Transcript
A (0:00)
It's like, crazy. It's like, you know, it's kind of like 20 years of scenario planning on the Strait of Hormuz, and you go and do it anyway, and it's on that level of idiocy.
B (0:09)
And now the good fight with Jasia Monk. What makes the people who are inventing the most transformative technology of this moment, artificial intelligence, tick? How is this technology going to influence the world? How worried should we be about existential doom, which the founders of this technology themselves seem to take very seriously? And yet they are the ones who are building the potential doomsday machine. What impact will artificial intelligence have more broadly on our economy, on the job market, on our politics? And finally, how is the rise of the big AI companies transforming the power rankings in Silicon Valley and in the United States? Are they actually eclipsing in various ways the influence of venture capital, which ruled supreme for the previous 15 years? Well, here to answer all of these questions is Sebastian Mallaby, one of the most distinguished writers about capitalism and the economy. He is the author, among other distinguished books of More Money Than God, Hedge Funds and the Making of a New Elite and the Power Law, Venture Capital and the Making of a New Future. His latest book, which we focus on in this conversation, is called the Infinity Machine. And it both is a biography of his technology and a biography of Demis Hassabis, one of the founders of DeepMind.
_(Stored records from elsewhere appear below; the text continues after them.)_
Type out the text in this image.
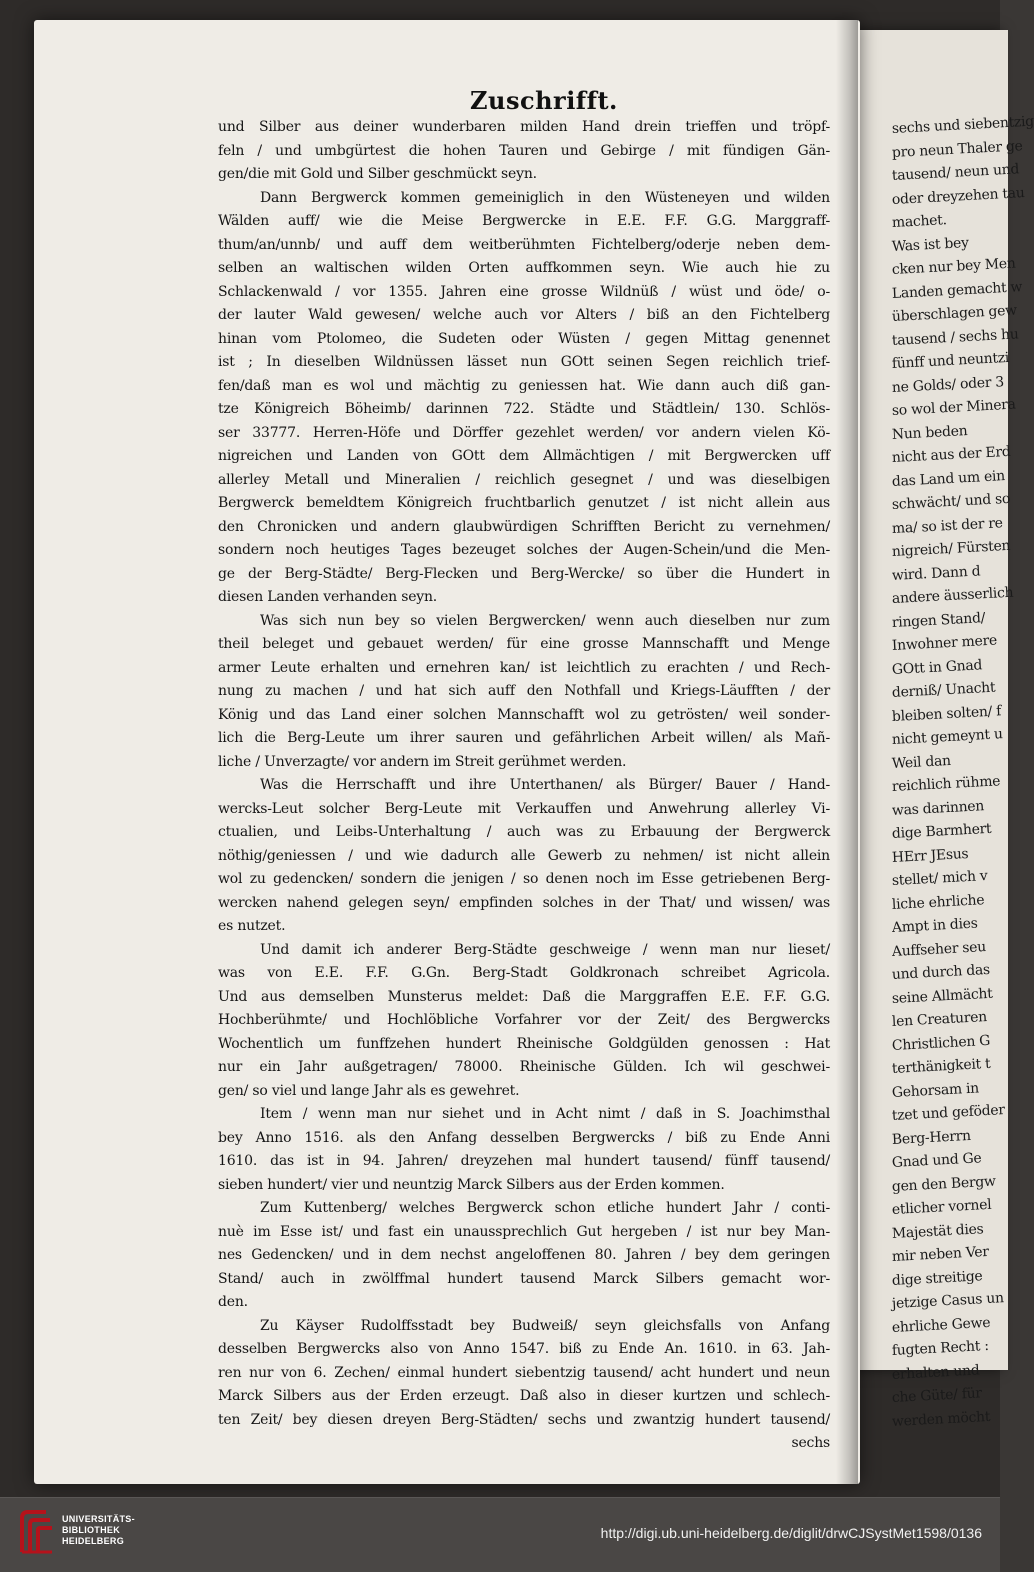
Zuschrifft.
und Silber aus deiner wunderbaren milden Hand drein trieffen und tröpf-
feln / und umbgürtest die hohen Tauren und Gebirge / mit fündigen Gän-
gen/die mit Gold und Silber geschmückt seyn.
Dann Bergwerck kommen gemeiniglich in den Wüsteneyen und wilden
Wälden auff/ wie die Meise Bergwercke in E.E. F.F. G.G. Marggraff-
thum/an/unnb/ und auff dem weitberühmten Fichtelberg/oderje neben dem-
selben an waltischen wilden Orten auffkommen seyn. Wie auch hie zu
Schlackenwald / vor 1355. Jahren eine grosse Wildnüß / wüst und öde/ o-
der lauter Wald gewesen/ welche auch vor Alters / biß an den Fichtelberg
hinan vom Ptolomeo, die Sudeten oder Wüsten / gegen Mittag genennet
ist ; In dieselben Wildnüssen lässet nun GOtt seinen Segen reichlich trief-
fen/daß man es wol und mächtig zu geniessen hat. Wie dann auch diß gan-
tze Königreich Böheimb/ darinnen 722. Städte und Städtlein/ 130. Schlös-
ser 33777. Herren-Höfe und Dörffer gezehlet werden/ vor andern vielen Kö-
nigreichen und Landen von GOtt dem Allmächtigen / mit Bergwercken uff
allerley Metall und Mineralien / reichlich gesegnet / und was dieselbigen
Bergwerck bemeldtem Königreich fruchtbarlich genutzet / ist nicht allein aus
den Chronicken und andern glaubwürdigen Schrifften Bericht zu vernehmen/
sondern noch heutiges Tages bezeuget solches der Augen-Schein/und die Men-
ge der Berg-Städte/ Berg-Flecken und Berg-Wercke/ so über die Hundert in
diesen Landen verhanden seyn.
Was sich nun bey so vielen Bergwercken/ wenn auch dieselben nur zum
theil beleget und gebauet werden/ für eine grosse Mannschafft und Menge
armer Leute erhalten und ernehren kan/ ist leichtlich zu erachten / und Rech-
nung zu machen / und hat sich auff den Nothfall und Kriegs-Läufften / der
König und das Land einer solchen Mannschafft wol zu getrösten/ weil sonder-
lich die Berg-Leute um ihrer sauren und gefährlichen Arbeit willen/ als Mañ-
liche / Unverzagte/ vor andern im Streit gerühmet werden.
Was die Herrschafft und ihre Unterthanen/ als Bürger/ Bauer / Hand-
wercks-Leut solcher Berg-Leute mit Verkauffen und Anwehrung allerley Vi-
ctualien, und Leibs-Unterhaltung / auch was zu Erbauung der Bergwerck
nöthig/geniessen / und wie dadurch alle Gewerb zu nehmen/ ist nicht allein
wol zu gedencken/ sondern die jenigen / so denen noch im Esse getriebenen Berg-
wercken nahend gelegen seyn/ empfinden solches in der That/ und wissen/ was
es nutzet.
Und damit ich anderer Berg-Städte geschweige / wenn man nur lieset/
was von E.E. F.F. G.Gn. Berg-Stadt Goldkronach schreibet Agricola.
Und aus demselben Munsterus meldet: Daß die Marggraffen E.E. F.F. G.G.
Hochberühmte/ und Hochlöbliche Vorfahrer vor der Zeit/ des Bergwercks
Wochentlich um funffzehen hundert Rheinische Goldgülden genossen : Hat
nur ein Jahr außgetragen/ 78000. Rheinische Gülden. Ich wil geschwei-
gen/ so viel und lange Jahr als es gewehret.
Item / wenn man nur siehet und in Acht nimt / daß in S. Joachimsthal
bey Anno 1516. als den Anfang desselben Bergwercks / biß zu Ende Anni
1610. das ist in 94. Jahren/ dreyzehen mal hundert tausend/ fünff tausend/
sieben hundert/ vier und neuntzig Marck Silbers aus der Erden kommen.
Zum Kuttenberg/ welches Bergwerck schon etliche hundert Jahr / conti-
nuè im Esse ist/ und fast ein unaussprechlich Gut hergeben / ist nur bey Man-
nes Gedencken/ und in dem nechst angeloffenen 80. Jahren / bey dem geringen
Stand/ auch in zwölffmal hundert tausend Marck Silbers gemacht wor-
den.
Zu Käyser Rudolffsstadt bey Budweiß/ seyn gleichsfalls von Anfang
desselben Bergwercks also von Anno 1547. biß zu Ende An. 1610. in 63. Jah-
ren nur von 6. Zechen/ einmal hundert siebentzig tausend/ acht hundert und neun
Marck Silbers aus der Erden erzeugt. Daß also in dieser kurtzen und schlech-
ten Zeit/ bey diesen dreyen Berg-Städten/ sechs und zwantzig hundert tausend/
sechs
sechs und siebentzig
pro neun Thaler ge
tausend/ neun und
oder dreyzehen tau
machet.
Was ist bey
cken nur bey Men
Landen gemacht w
überschlagen gew
tausend / sechs hu
fünff und neuntzi
ne Golds/ oder 3
so wol der Minera
Nun beden
nicht aus der Erd
das Land um ein
schwächt/ und so
ma/ so ist der re
nigreich/ Fürsten
wird. Dann d
andere äusserlich
ringen Stand/
Inwohner mere
GOtt in Gnad
derniß/ Unacht
bleiben solten/ f
nicht gemeynt u
Weil dan
reichlich rühme
was darinnen
dige Barmhert
HErr JEsus
stellet/ mich v
liche ehrliche
Ampt in dies
Auffseher seu
und durch das
seine Allmächt
len Creaturen
Christlichen G
terthänigkeit t
Gehorsam in
tzet und geföder
Berg-Herrn
Gnad und Ge
gen den Bergw
etlicher vornel
Majestät dies
mir neben Ver
dige streitige
jetzige Casus un
ehrliche Gewe
fugten Recht :
erhalten und
che Güte/ für
werden möcht
UNIVERSITÄTS-
BIBLIOTHEK
HEIDELBERG	http://digi.ub.uni-heidelberg.de/diglit/drwCJSystMet1598/0136
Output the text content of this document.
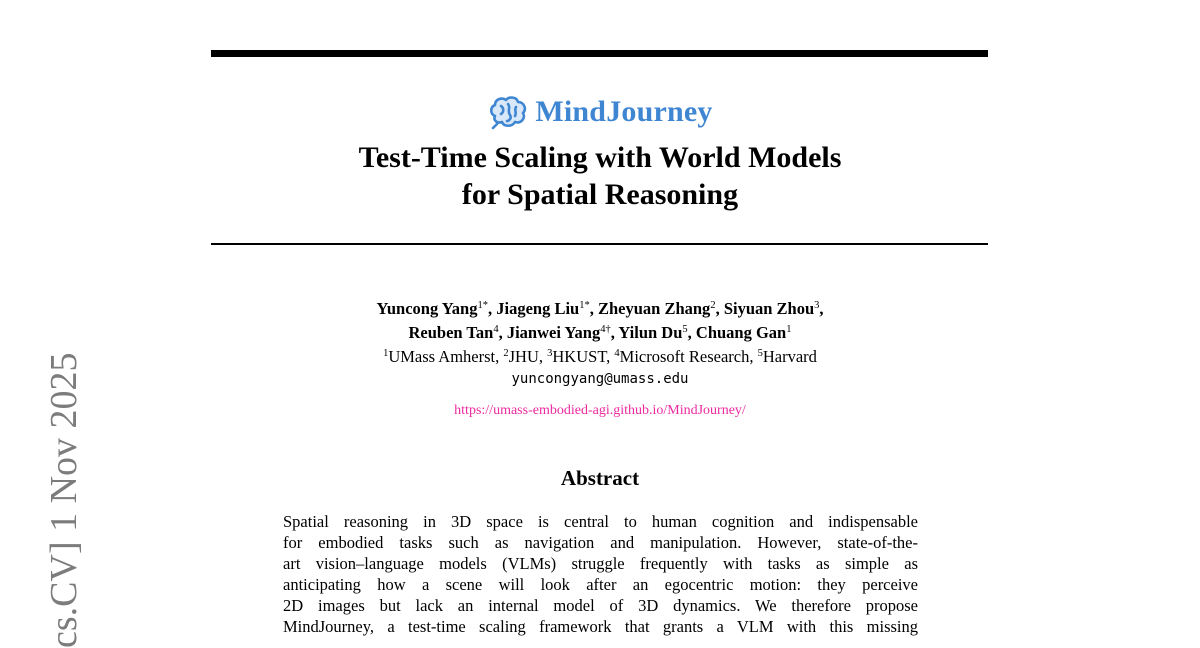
MindJourney
Test-Time Scaling with World Models
for Spatial Reasoning
Yuncong Yang$^{1*}$, Jiageng Liu$^{1*}$, Zheyuan Zhang$^2$, Siyuan Zhou$^3$,
Reuben Tan$^4$, Jianwei Yang$^{4\dagger}$, Yilun Du$^5$, Chuang Gan$^1$
$^1$UMass Amherst, $^2$JHU, $^3$HKUST, $^4$Microsoft Research, $^5$Harvard
yuncongyang@umass.edu
https://umass-embodied-agi.github.io/MindJourney/
Abstract
Spatial reasoning in 3D space is central to human cognition and indispensable
for embodied tasks such as navigation and manipulation. However, state-of-the-
art vision–language models (VLMs) struggle frequently with tasks as simple as
anticipating how a scene will look after an egocentric motion: they perceive
2D images but lack an internal model of 3D dynamics. We therefore propose
MindJourney, a test-time scaling framework that grants a VLM with this missing
cs.CV] 1 Nov 2025
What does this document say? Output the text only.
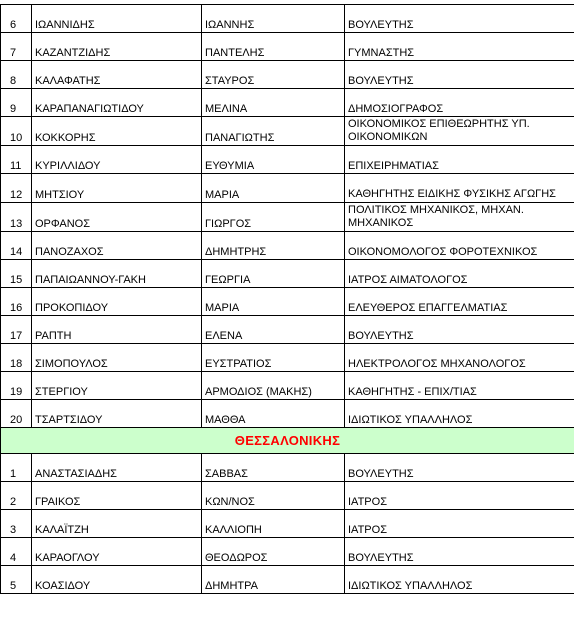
6	ΙΩΑΝΝΙΔΗΣ	ΙΩΑΝΝΗΣ	ΒΟΥΛΕΥΤΗΣ
7	ΚΑΖΑΝΤΖΙΔΗΣ	ΠΑΝΤΕΛΗΣ	ΓΥΜΝΑΣΤΗΣ
8	ΚΑΛΑΦΑΤΗΣ	ΣΤΑΥΡΟΣ	ΒΟΥΛΕΥΤΗΣ
9	ΚΑΡΑΠΑΝΑΓΙΩΤΙΔΟΥ	ΜΕΛΙΝΑ	ΔΗΜΟΣΙΟΓΡΑΦΟΣ
10	ΚΟΚΚΟΡΗΣ	ΠΑΝΑΓΙΩΤΗΣ	ΟΙΚΟΝΟΜΙΚΟΣ ΕΠΙΘΕΩΡΗΤΗΣ ΥΠ. ΟΙΚΟΝΟΜΙΚΩΝ
11	ΚΥΡΙΛΛΙΔΟΥ	ΕΥΘΥΜΙΑ	ΕΠΙΧΕΙΡΗΜΑΤΙΑΣ
12	ΜΗΤΣΙΟΥ	ΜΑΡΙΑ	ΚΑΘΗΓΗΤΗΣ ΕΙΔΙΚΗΣ ΦΥΣΙΚΗΣ ΑΓΩΓΗΣ
13	ΟΡΦΑΝΟΣ	ΓΙΩΡΓΟΣ	ΠΟΛΙΤΙΚΟΣ ΜΗΧΑΝΙΚΟΣ, ΜΗΧΑΝ. ΜΗΧΑΝΙΚΟΣ
14	ΠΑΝΟΖΑΧΟΣ	ΔΗΜΗΤΡΗΣ	ΟΙΚΟΝΟΜΟΛΟΓΟΣ ΦΟΡΟΤΕΧΝΙΚΟΣ
15	ΠΑΠΑΙΩΑΝΝΟΥ-ΓΑΚΗ	ΓΕΩΡΓΙΑ	ΙΑΤΡΟΣ ΑΙΜΑΤΟΛΟΓΟΣ
16	ΠΡΟΚΟΠΙΔΟΥ	ΜΑΡΙΑ	ΕΛΕΥΘΕΡΟΣ ΕΠΑΓΓΕΛΜΑΤΙΑΣ
17	ΡΑΠΤΗ	ΕΛΕΝΑ	ΒΟΥΛΕΥΤΗΣ
18	ΣΙΜΟΠΟΥΛΟΣ	ΕΥΣΤΡΑΤΙΟΣ	ΗΛΕΚΤΡΟΛΟΓΟΣ ΜΗΧΑΝΟΛΟΓΟΣ
19	ΣΤΕΡΓΙΟΥ	ΑΡΜΟΔΙΟΣ (ΜΑΚΗΣ)	ΚΑΘΗΓΗΤΗΣ - ΕΠΙΧ/ΤΙΑΣ
20	ΤΣΑΡΤΣΙΔΟΥ	ΜΑΘΘΑ	ΙΔΙΩΤΙΚΟΣ ΥΠΑΛΛΗΛΟΣ
ΘΕΣΣΑΛΟΝΙΚΗΣ			
1	ΑΝΑΣΤΑΣΙΑΔΗΣ	ΣΑΒΒΑΣ	ΒΟΥΛΕΥΤΗΣ
2	ΓΡΑΙΚΟΣ	ΚΩΝ/ΝΟΣ	ΙΑΤΡΟΣ
3	ΚΑΛΑΪΤΖΗ	ΚΑΛΛΙΟΠΗ	ΙΑΤΡΟΣ
4	ΚΑΡΑΟΓΛΟΥ	ΘΕΟΔΩΡΟΣ	ΒΟΥΛΕΥΤΗΣ
5	ΚΟΑΣΙΔΟΥ	ΔΗΜΗΤΡΑ	ΙΔΙΩΤΙΚΟΣ ΥΠΑΛΛΗΛΟΣ
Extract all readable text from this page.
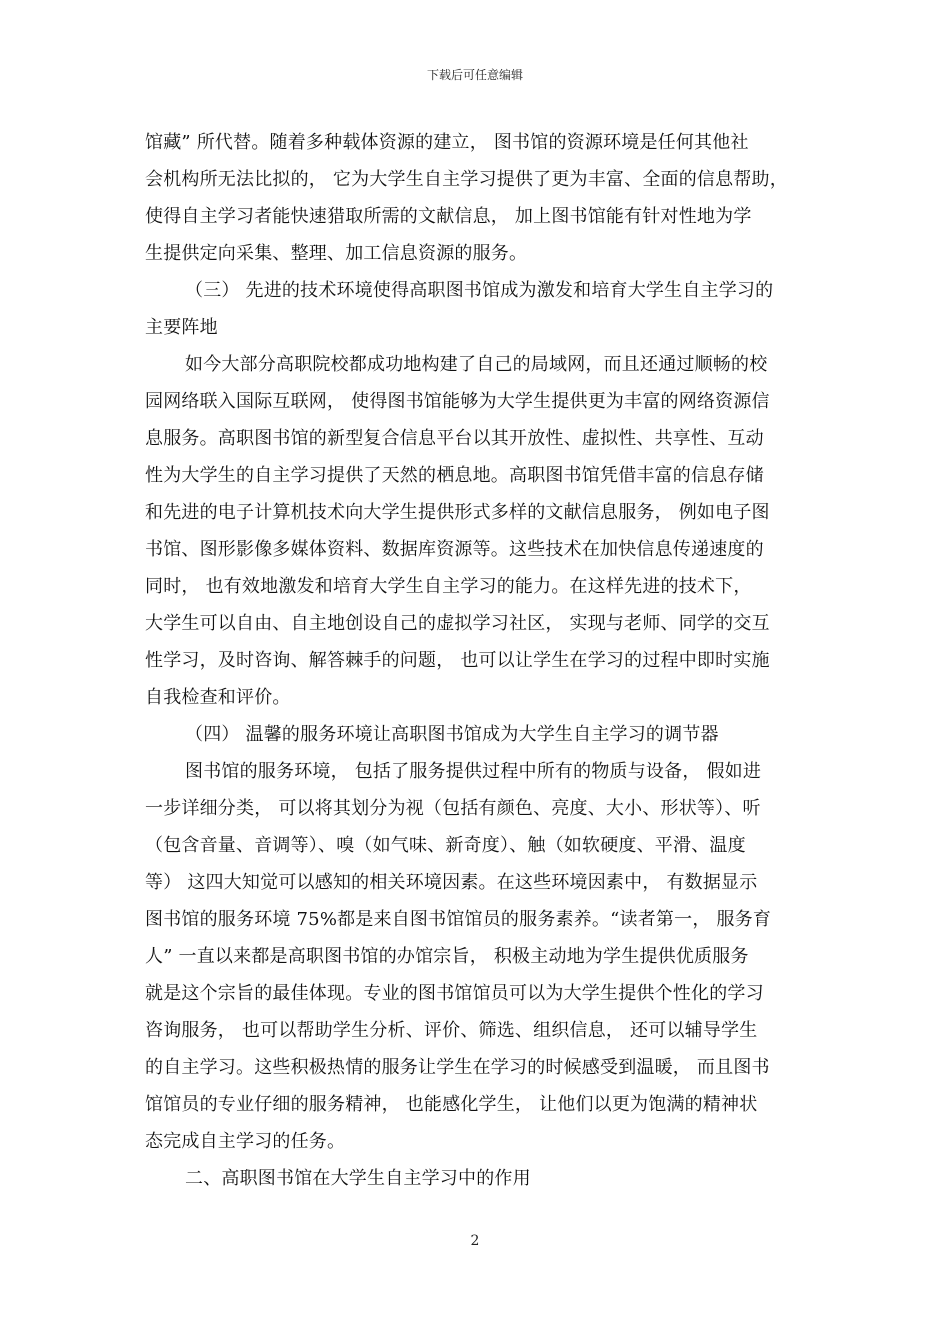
下载后可任意编辑
馆藏” 所代替。随着多种载体资源的建立， 图书馆的资源环境是任何其他社
会机构所无法比拟的， 它为大学生自主学习提供了更为丰富、全面的信息帮助，
使得自主学习者能快速猎取所需的文献信息， 加上图书馆能有针对性地为学
生提供定向采集、整理、加工信息资源的服务。
（三） 先进的技术环境使得高职图书馆成为激发和培育大学生自主学习的
主要阵地
如今大部分高职院校都成功地构建了自己的局域网，而且还通过顺畅的校
园网络联入国际互联网， 使得图书馆能够为大学生提供更为丰富的网络资源信
息服务。高职图书馆的新型复合信息平台以其开放性、虚拟性、共享性、互动
性为大学生的自主学习提供了天然的栖息地。高职图书馆凭借丰富的信息存储
和先进的电子计算机技术向大学生提供形式多样的文献信息服务， 例如电子图
书馆、图形影像多媒体资料、数据库资源等。这些技术在加快信息传递速度的
同时， 也有效地激发和培育大学生自主学习的能力。在这样先进的技术下，
大学生可以自由、自主地创设自己的虚拟学习社区， 实现与老师、同学的交互
性学习，及时咨询、解答棘手的问题， 也可以让学生在学习的过程中即时实施
自我检查和评价。
（四） 温馨的服务环境让高职图书馆成为大学生自主学习的调节器
图书馆的服务环境， 包括了服务提供过程中所有的物质与设备， 假如进
一步详细分类， 可以将其划分为视（包括有颜色、亮度、大小、形状等）、听
（包含音量、音调等）、嗅（如气味、新奇度）、触（如软硬度、平滑、温度
等） 这四大知觉可以感知的相关环境因素。在这些环境因素中， 有数据显示
图书馆的服务环境 75%都是来自图书馆馆员的服务素养。“读者第一， 服务育
人” 一直以来都是高职图书馆的办馆宗旨， 积极主动地为学生提供优质服务
就是这个宗旨的最佳体现。专业的图书馆馆员可以为大学生提供个性化的学习
咨询服务， 也可以帮助学生分析、评价、筛选、组织信息， 还可以辅导学生
的自主学习。这些积极热情的服务让学生在学习的时候感受到温暖， 而且图书
馆馆员的专业仔细的服务精神， 也能感化学生， 让他们以更为饱满的精神状
态完成自主学习的任务。
二、高职图书馆在大学生自主学习中的作用
2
In the last part of this conversation, we talked about the competition between the AI labs and venture capital and the way in which venture capital may actually be eclipsed in its importance because of how expensive it is to Finance the Frontier AI Labs. We talk about whether OpenAI will go bust. Little spoiler alert, Sebastian thinks there's about a 50% chance that OpenAI may go bust in the next 18 months. And we wonder whether that would take down the world economy or whether that shock might actually prove to be easier to absorb than some people worry about. To listen to that part of the conversation, to get access to all full episodes of the Good Fight, Please go to writing.yashamonk.com listen and become a paying subscriber. That's writing.yashamon.com listen. Sebastian Mallaby, welcome to the podcast.
A (3:08)
Great to be with you, Yascha.
B (3:10)
So there's something that struck me about Silicon Valley in general, and that in your book, you really get to the heart of through the lens of one specific character, which is that so many people in Silicon Valley both seem to believe that artificial intelligence is a miraculous technology. There's lots of Good things, but also a really dangerous technology. Technology that could potentially kill all of humanity. Some of the major efforts at advancing artificial intelligence were actually motivated by trying to understand this technology and make it develop in such a way that it would be safe. And yet those same people seem to be at the very forefront of developing the very technology that they warn could destroy the world. How should we think about. I mean, if it was just one person, you might think it's slightly kind of schizophrenic, but you see it emerging again and again as a theme in different contexts through the founding story of OpenAI and Sam Altman, but obviously also in the story of DeepMind, which you tell in your new book.